Le pointage peut prendre un statut différent en fonction des modalités employées, ainsi le pointage peut avoir une fonction anaphorique (Boutet et al., 2011) ou déictique, autant chez l’enfant entendant que chez l’enfant sourd-signeur. Ainsi, pour l’enfant signeur, le pointage sera intégré dans le système formel de la langue et aura le même statut que les pronoms et les démonstratifs en français, mais il sera aussi utilisé comme geste non-linguistique. Par contre, pour l’enfant entendant, le pointage reste un geste de désignation pré-linguistique et ensuite complémentaire au langage verbal (Mathiot et al., 2009). Par conséquent, le pointage permet au jeune enfant d’organiser le regard conjoint, première triangulation, qui permet l’accès à la deixis (Morgenstern, 2009 a a). Ainsi, les déictiques employés par l’enfant (« ici », « là », « moi »), sont en continuité avec le langage (Clark, 1978).

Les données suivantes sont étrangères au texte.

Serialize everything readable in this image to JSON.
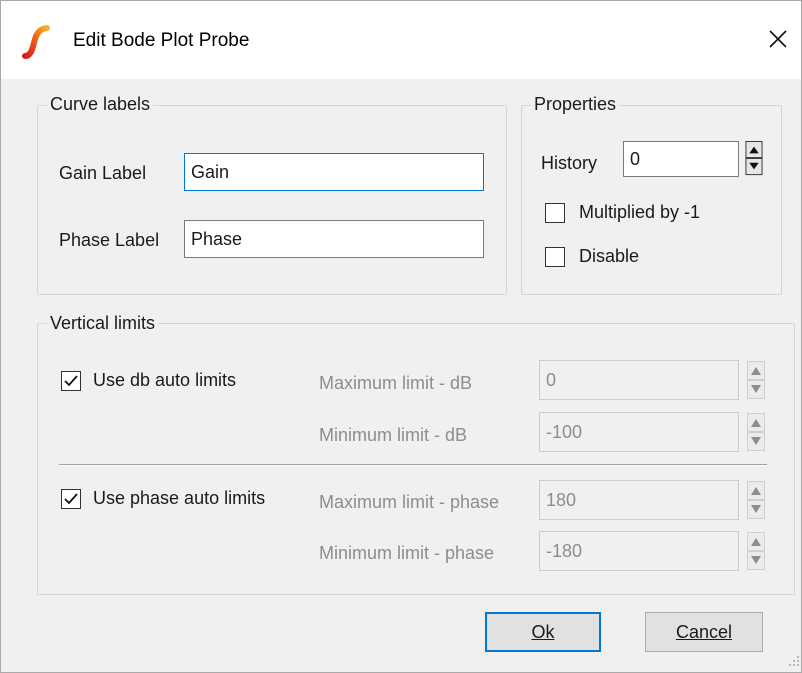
{
  "window": {
    "title": "Edit Bode Plot Probe"
  },
  "curve_labels": {
    "title": "Curve labels",
    "gain_label": "Gain Label",
    "gain_value": "Gain",
    "phase_label": "Phase Label",
    "phase_value": "Phase"
  },
  "properties": {
    "title": "Properties",
    "history_label": "History",
    "history_value": "0",
    "multiplied_label": "Multiplied by -1",
    "multiplied_checked": false,
    "disable_label": "Disable",
    "disable_checked": false
  },
  "vertical_limits": {
    "title": "Vertical limits",
    "db_auto_label": "Use db auto limits",
    "db_auto_checked": true,
    "max_db_label": "Maximum limit - dB",
    "max_db_value": "0",
    "min_db_label": "Minimum limit - dB",
    "min_db_value": "-100",
    "phase_auto_label": "Use phase auto limits",
    "phase_auto_checked": true,
    "max_phase_label": "Maximum limit - phase",
    "max_phase_value": "180",
    "min_phase_label": "Minimum limit - phase",
    "min_phase_value": "-180"
  },
  "buttons": {
    "ok": "Ok",
    "cancel": "Cancel"
  },
  "colors": {
    "focus": "#0078d7",
    "background": "#f0f0f0",
    "icon_red": "#e8401c",
    "icon_orange": "#f5a623"
  }
}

Selon Bates et al.,(1975) il y a deux types de pointage proto-impératif et proto-déclaratif. Le pointage proto-impératif est utilisé afin d’obtenir quelque chose de la part d’un adulte, le pointage proto-déclaratif désigne un objet afin de partager l’attention sur cet objet. Il peut y avoir une différence de gestes (index –pour montrer un objet) ou doigt pointé avec le bras allongé dans le cas du pointage proto-déclaratif, ainsi que le suivi ou non du regard. L’étude de Mathiot et al., (2009 :165) a montré que la valeur du pointage est donné par l’ensemble de plusieurs éléments:

ainsi la voix sert d’attirer l’attention pour donner plus tard un contenu référentiel et informationnel, les gestes localisent l’objet d’attention pour l’autre et le regard vérifie l’attention porté à l’objet.

Mais ce qui est le plus important dans le geste de pointage est qu’il suppose l’attention partagée soit pour demander soit pour partager l’intérêt pour un objet (Brigaudiot & Danon-Boileau, 2002). C’est pour cela que le pointage fait défaut chez les enfants atteints d’autisme, puisqu’il suppose l’attention conjointe et donc le partage du regard (Baron-Cohen, 1989, 1992). Je reviendrai par la suite sur ces aspects, dans la partie sur la référence à soi chez les enfants atteints d’autisme.